Partisan Battle Looms
The plan’s ambitious clean energy targets and proposed corporate tax rate hikes mean the bill also appears headed for a party-line vote and possible modifications to appease more fossil fuel-friendly centrist Democrats such as Sen. Joe Manchin of West Virginia, according to analysts.
In a note to clients on Wednesday, Raymond James & Associates Inc. analysts estimated that $628 billion, or about one-third of the package’s headline price tag of $2 trillion, pertained to climate related or “green” aspects.
“That said, it would be erroneous to look at this as an energy bill, vis-a-vis the spending side or the revenue raising side,” said the Raymond James team led by Pavel Molchanov. “In particular, we would highlight the absence of anything resembling a carbon tax among the revenue raisers,” they added.
Components of the bill with energy implications include $174 billion designated for the electric vehicle (EV) value chain, $100 billion for shoring up the power grid, and doubling federal transit funding to $85 billion.
Among the more controversial details is an energy efficiency and clean electricity standard targeting 100% zero-emissions electricity by 2035.
“We see two likely hurdles here,” said the Raymond James team. “First, because this is a regulatory mandate – rather than a spending provision – it must be excluded by the Senate parliamentarian from reconciliation, much like the minimum wage hike was excluded from the recent stimulus package.
“Second, we are skeptical that Democratic moderates, most notably Sen. Manchin, would back a provision that would essentially mandate the phase-out of fossil fuels from the electricity mix.”
Analysts at ClearView Energy Partners LLC tagged the plan’s energy-relevant spending at around $584 billion, exclusive of labor provisions.
They estimated several key elements of the proposal as having potential to destroy more than 1 million b/d of U.S. liquid hydrocarbons demand and to reduce U.S. greenhouse gas (GHG) emissions by around 162 million metric tons/year (mmty). “The long-term impacts of the proposal could be considerably greater, however,” the ClearView team said.

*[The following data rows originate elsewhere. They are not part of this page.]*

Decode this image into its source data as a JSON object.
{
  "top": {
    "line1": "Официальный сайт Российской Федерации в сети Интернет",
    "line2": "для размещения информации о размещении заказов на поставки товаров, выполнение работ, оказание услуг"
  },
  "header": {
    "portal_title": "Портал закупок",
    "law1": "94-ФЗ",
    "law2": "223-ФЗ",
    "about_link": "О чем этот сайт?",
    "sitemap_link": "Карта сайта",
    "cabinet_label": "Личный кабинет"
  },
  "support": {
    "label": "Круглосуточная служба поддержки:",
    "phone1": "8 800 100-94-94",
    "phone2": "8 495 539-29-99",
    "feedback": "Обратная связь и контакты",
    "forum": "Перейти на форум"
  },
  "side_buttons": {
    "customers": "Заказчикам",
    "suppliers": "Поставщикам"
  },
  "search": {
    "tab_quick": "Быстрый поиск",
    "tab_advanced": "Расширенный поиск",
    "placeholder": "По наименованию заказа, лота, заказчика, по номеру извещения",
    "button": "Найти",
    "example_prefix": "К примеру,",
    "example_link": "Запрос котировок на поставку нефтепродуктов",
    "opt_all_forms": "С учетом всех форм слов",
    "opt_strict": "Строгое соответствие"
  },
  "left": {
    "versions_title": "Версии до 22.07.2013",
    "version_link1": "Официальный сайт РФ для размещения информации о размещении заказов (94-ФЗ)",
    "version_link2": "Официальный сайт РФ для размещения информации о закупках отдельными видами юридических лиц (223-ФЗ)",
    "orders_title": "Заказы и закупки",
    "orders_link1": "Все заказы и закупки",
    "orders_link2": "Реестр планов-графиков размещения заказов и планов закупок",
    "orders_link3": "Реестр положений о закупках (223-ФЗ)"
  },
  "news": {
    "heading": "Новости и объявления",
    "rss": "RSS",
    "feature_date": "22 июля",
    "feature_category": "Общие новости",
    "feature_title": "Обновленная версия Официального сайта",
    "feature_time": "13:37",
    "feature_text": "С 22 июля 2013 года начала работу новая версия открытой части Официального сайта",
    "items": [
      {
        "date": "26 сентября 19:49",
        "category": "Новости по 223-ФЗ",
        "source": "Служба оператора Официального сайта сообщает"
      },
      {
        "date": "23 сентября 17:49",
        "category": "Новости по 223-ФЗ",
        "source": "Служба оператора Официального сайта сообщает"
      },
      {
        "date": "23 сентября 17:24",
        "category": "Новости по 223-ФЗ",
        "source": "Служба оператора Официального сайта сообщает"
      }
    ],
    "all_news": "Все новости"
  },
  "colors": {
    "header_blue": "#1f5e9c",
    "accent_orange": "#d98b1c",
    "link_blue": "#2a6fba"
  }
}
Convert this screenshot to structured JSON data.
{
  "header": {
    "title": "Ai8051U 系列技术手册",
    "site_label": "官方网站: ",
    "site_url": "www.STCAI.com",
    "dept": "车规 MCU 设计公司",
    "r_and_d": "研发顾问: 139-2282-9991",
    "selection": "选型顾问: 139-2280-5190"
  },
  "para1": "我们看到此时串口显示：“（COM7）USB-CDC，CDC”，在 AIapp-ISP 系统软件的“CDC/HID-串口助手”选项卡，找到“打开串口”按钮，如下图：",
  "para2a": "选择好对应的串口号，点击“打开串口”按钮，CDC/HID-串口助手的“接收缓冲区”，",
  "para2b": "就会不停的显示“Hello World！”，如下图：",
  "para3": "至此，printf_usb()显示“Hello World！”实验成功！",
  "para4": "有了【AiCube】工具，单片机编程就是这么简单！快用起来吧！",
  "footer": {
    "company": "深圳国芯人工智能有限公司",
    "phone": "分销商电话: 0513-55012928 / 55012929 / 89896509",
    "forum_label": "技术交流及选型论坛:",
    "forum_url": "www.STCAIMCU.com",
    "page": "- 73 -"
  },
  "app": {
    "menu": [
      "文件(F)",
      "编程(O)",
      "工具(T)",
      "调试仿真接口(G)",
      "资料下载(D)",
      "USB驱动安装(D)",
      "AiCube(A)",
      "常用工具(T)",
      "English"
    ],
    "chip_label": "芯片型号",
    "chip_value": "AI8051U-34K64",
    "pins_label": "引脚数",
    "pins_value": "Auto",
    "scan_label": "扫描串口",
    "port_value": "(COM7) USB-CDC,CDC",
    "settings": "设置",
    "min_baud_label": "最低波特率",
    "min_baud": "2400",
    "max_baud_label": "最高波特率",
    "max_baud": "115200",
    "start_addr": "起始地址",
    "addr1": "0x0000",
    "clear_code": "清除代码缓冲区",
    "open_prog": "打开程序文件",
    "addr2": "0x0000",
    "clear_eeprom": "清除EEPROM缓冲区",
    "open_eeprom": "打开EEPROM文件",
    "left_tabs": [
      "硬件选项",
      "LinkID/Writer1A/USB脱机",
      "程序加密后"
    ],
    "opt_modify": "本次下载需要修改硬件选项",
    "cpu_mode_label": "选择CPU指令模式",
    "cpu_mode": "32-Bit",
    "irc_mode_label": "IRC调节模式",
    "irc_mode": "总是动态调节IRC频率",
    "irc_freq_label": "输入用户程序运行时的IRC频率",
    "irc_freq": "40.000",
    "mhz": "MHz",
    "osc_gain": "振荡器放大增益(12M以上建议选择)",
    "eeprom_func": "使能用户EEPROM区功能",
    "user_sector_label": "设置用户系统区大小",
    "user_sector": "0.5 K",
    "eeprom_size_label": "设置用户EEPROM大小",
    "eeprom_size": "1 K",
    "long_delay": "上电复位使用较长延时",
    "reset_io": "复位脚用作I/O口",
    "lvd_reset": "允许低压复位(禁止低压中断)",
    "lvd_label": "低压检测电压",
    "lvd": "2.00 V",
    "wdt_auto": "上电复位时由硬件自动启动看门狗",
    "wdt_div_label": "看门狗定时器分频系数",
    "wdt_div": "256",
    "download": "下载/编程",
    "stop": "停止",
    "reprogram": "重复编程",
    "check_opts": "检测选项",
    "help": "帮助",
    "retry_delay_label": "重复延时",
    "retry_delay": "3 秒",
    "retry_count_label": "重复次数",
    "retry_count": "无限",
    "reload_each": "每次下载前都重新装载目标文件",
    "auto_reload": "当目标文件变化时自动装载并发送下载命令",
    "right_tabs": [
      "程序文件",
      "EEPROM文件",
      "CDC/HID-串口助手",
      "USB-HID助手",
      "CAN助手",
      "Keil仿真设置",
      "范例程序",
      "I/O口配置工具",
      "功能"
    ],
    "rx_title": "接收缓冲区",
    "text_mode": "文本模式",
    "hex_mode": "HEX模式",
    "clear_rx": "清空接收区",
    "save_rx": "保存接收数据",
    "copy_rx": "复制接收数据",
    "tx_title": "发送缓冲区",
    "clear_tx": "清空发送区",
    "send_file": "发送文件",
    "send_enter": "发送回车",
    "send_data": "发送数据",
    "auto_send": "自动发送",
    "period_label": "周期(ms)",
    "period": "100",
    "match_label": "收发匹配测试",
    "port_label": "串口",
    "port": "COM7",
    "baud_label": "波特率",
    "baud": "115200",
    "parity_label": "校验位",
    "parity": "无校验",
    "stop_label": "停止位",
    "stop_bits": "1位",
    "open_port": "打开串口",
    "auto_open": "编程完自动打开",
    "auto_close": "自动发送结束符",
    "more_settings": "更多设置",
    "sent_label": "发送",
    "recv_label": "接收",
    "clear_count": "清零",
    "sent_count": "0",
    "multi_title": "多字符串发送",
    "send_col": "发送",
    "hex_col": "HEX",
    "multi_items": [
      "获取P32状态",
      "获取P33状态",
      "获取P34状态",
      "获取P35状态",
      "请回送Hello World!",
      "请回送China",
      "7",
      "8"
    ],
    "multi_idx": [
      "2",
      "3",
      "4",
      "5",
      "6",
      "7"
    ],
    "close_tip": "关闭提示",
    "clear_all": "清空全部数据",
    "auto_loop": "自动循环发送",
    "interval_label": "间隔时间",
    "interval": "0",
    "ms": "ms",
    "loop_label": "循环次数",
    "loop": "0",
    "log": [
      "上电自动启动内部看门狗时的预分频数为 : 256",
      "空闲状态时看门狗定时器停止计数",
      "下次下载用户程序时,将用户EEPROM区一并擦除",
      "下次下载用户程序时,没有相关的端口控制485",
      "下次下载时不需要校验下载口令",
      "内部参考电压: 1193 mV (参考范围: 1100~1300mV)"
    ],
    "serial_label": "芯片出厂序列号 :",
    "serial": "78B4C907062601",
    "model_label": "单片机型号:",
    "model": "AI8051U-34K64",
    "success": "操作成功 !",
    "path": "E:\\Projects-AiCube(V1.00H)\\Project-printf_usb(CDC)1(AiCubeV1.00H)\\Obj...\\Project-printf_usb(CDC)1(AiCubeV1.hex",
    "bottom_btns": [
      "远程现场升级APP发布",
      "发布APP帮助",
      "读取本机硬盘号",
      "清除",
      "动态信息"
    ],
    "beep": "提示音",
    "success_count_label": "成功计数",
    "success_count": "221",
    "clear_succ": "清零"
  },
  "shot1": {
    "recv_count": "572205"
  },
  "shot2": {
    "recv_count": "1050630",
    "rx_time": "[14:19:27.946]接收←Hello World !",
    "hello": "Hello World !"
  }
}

They highlighted that the clean electricity standard, and expanded green energy tax credits and electric vehicle (EV) incentives, would be paid for largely by increasing corporate tax rates, modifying international taxation for multinationals, and rescinding existing fossil energy tax provisions.
As a result, the ClearView analysts said they expect Democrats will need to resort to the filibuster-proof budget reconciliation process in order to pass the bill along party lines, as they did with Biden’s American Rescue Plan stabilization package.
“Despite likely intra-party skirmishing, we regard the passage of Rescue as having set a meaningful precedent and many of today’s proposals appear derived from bills that Congressional leaders have themselves already supported or proposed,” the ClearView team said.